View Single Post
Old 06-23-2008, 21:39   #52
Join Date: Apr 2008
Location: Philadelphia area
Posts: 8
Originally Posted by Surgicalcric View Post
You may need to do a lil research on the effectiveness of hemostatic agents outside the confines of the ER/ED or civilian EMS. Out here where bright lights and cold steel may be more than a day away Hemostatic agents have saved many lives and the benefits are more than a fair trade for the little weight.

Surgifoam/surgicel has its place in the spectrum of care. Replacing QC, Hemcon, etc in the combat setting isnt it...
The study I am basing this on is referring to field use, not ER. I left my hard copy at work, and will reference it directly tomorrow. The point I was getting at was that twenty years ago MAST was the next big thing, and in theory they work great. In practice MAST did not make a realistic difference in patient outcome, and it took years of collecting data to prove that. The same goes for aggressive fluid resuscitation. Two large bore IV's pouring in Saline were the norm for a good period of time. It is no longer the standard of care, after decades of studies.

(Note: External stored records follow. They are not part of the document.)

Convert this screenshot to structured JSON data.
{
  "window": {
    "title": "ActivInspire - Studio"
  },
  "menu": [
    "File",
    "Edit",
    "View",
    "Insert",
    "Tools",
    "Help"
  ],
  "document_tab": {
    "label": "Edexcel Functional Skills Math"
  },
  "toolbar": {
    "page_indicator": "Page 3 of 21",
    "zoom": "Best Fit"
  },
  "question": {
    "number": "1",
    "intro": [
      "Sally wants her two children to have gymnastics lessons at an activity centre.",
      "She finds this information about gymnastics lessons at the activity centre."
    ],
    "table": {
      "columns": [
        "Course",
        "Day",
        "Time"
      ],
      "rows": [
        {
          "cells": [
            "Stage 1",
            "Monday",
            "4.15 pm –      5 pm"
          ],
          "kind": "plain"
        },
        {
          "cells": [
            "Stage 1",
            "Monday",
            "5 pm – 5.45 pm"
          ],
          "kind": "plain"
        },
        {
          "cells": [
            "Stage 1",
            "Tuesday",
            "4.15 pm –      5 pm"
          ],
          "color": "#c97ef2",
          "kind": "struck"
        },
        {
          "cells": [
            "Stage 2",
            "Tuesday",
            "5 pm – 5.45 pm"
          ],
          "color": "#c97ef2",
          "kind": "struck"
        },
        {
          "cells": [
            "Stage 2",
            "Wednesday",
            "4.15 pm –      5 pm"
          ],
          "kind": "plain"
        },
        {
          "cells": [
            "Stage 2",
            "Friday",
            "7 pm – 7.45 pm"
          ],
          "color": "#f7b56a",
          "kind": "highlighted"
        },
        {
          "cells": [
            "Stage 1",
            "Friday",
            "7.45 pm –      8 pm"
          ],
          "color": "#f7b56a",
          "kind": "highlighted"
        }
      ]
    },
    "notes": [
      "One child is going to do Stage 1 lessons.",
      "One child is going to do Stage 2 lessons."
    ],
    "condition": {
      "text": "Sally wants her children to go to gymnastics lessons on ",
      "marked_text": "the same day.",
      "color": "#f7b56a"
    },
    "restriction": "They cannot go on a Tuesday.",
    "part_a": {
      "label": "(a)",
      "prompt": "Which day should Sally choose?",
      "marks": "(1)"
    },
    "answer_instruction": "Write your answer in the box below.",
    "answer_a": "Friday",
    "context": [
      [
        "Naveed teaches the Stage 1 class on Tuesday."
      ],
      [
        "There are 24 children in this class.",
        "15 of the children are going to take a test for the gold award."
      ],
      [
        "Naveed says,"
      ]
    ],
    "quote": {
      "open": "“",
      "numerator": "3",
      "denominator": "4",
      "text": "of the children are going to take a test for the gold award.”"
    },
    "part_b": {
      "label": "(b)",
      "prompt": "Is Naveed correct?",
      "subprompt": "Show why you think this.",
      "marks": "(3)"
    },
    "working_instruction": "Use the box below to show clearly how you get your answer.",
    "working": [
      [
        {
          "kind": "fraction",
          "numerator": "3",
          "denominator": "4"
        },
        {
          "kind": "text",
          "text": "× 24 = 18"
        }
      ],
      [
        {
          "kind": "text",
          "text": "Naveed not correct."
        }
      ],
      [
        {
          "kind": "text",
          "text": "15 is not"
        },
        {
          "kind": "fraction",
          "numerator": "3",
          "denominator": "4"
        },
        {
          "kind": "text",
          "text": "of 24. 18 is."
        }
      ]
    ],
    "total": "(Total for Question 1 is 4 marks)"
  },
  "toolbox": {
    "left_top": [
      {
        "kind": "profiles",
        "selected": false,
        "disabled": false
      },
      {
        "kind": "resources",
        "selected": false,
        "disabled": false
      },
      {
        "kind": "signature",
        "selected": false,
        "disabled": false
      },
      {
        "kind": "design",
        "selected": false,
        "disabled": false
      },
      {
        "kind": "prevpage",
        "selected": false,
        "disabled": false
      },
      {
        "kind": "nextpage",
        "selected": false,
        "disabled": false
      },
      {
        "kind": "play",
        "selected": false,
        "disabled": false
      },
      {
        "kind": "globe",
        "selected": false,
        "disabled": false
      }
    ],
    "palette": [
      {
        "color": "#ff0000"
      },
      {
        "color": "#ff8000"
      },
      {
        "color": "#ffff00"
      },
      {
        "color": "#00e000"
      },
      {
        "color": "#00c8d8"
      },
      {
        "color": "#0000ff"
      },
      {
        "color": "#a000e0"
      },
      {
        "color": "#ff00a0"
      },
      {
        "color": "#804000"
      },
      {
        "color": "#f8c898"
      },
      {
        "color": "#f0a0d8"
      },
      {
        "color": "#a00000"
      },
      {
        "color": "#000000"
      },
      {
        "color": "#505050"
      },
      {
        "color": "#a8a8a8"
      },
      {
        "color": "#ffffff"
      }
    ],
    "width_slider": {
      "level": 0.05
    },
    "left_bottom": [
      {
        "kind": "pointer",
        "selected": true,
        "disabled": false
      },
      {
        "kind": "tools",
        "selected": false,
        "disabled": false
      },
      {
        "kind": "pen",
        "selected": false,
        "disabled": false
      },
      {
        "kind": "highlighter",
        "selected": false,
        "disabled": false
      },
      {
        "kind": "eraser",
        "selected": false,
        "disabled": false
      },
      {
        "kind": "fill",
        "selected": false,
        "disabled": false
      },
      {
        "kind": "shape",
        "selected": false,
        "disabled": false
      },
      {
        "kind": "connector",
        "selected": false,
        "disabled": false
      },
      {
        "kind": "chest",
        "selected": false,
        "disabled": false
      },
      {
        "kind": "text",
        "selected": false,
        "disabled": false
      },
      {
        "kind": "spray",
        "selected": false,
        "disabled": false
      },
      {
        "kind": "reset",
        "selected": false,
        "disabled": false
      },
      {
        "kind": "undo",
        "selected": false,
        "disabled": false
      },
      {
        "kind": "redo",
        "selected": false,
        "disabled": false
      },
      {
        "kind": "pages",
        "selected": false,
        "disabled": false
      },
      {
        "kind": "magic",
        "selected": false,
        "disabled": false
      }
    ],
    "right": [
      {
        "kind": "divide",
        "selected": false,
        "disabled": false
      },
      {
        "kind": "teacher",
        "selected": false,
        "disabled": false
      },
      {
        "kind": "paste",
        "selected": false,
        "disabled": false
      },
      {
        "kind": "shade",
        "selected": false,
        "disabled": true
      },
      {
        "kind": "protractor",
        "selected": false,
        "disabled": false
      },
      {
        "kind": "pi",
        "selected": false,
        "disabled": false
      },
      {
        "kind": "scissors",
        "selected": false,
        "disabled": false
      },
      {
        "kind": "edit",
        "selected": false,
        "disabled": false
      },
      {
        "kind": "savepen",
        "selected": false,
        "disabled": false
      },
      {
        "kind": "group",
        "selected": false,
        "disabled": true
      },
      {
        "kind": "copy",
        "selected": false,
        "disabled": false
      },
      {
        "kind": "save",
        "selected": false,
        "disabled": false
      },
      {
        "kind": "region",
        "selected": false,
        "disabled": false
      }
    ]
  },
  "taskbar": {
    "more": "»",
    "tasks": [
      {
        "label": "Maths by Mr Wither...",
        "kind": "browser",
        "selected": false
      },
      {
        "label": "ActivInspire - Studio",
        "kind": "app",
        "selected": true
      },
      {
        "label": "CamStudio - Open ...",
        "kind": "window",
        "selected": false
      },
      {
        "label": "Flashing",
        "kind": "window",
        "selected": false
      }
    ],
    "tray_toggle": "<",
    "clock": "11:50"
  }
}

I have read Blakes report on tactical care in 2007, and just rechecked the section on hemostatic agents, specifically in the 64 uses of HemCon in combat situations. What I think Blake fails to take into account is the body's natural tendency to shunt off peripheral bleeding. There is nothing to say these wounds would not have eventually stopped bleeding with a pressure dressing. Incidental field data (with 6,000+ wounded in 2007 alone) of a sample of 64 uses may or may not be considered definitive. In Alam's article “Hemorrhage Control in the Battlefield: Role of New Hemostatic Agents” hemostatic agents are given a favorable review, but it is noted that clinical data is mixed, including two parallel studies on a chitin dressing that produced opposite results. It should also be noted that many of these studies observed the effectiveness of hemostatic agents on thoracic and abdominal injuries as opposed to peripheral vascular bleeding. This leads to higher overall success rates, while in my opinion diluting data on realistic field applications.

I like the extended transport time argument for things like PO antibiotics, advanced orthopedic care, and as justification for carrying extra rehydration fluids and effective volume expanders. But the long term data shows exanguination happens in the first 5 minutes, making it a short term problem, the patient with massive peripheral bleeding is either going to be stable or dead in a very short period of time.

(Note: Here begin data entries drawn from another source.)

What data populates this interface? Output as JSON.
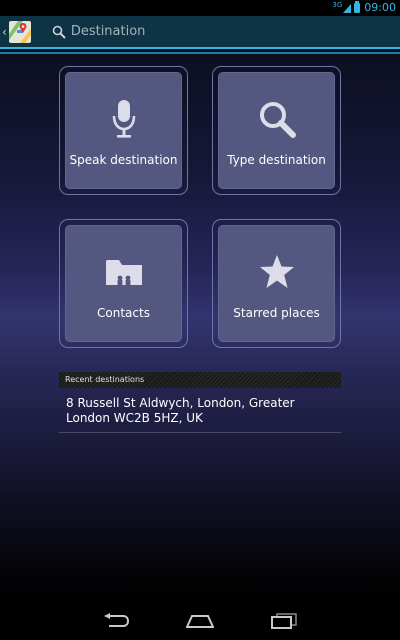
{
  "status_bar": {
    "network": "3G",
    "time": "09:00"
  },
  "action_bar": {
    "search_placeholder": "Destination"
  },
  "tiles": {
    "speak": {
      "label": "Speak destination",
      "icon": "microphone-icon"
    },
    "type": {
      "label": "Type destination",
      "icon": "search-icon"
    },
    "contacts": {
      "label": "Contacts",
      "icon": "contacts-folder-icon"
    },
    "starred": {
      "label": "Starred places",
      "icon": "star-icon"
    }
  },
  "recent": {
    "header": "Recent destinations",
    "items": [
      {
        "address": "8 Russell St Aldwych, London, Greater London WC2B 5HZ, UK"
      }
    ]
  },
  "nav_bar": {
    "buttons": [
      "back-icon",
      "home-icon",
      "recent-apps-icon"
    ]
  },
  "colors": {
    "accent": "#33b5e5",
    "tile_fill": "#54577f",
    "tile_border": "#6f74a6",
    "action_bar": "#0d3344"
  }
}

Originally Posted by Surgicalcric View Post
A BP cuff is considerably larger than a TQ and as such would add bulk to the IFAK and weight too. One TQ is also NEVER enough. Two is one, one is none and sometimes more are needed..
I agree a BP cuff is larger than a TQ, but I think the BP cuff serves a variety or roles, as opposed to one filled by a TQ. I understand the need for redundancy, and I think the individual might be best served with a variety of equipment, and given the ability to prepack, I would take a cuff first and a TQ second.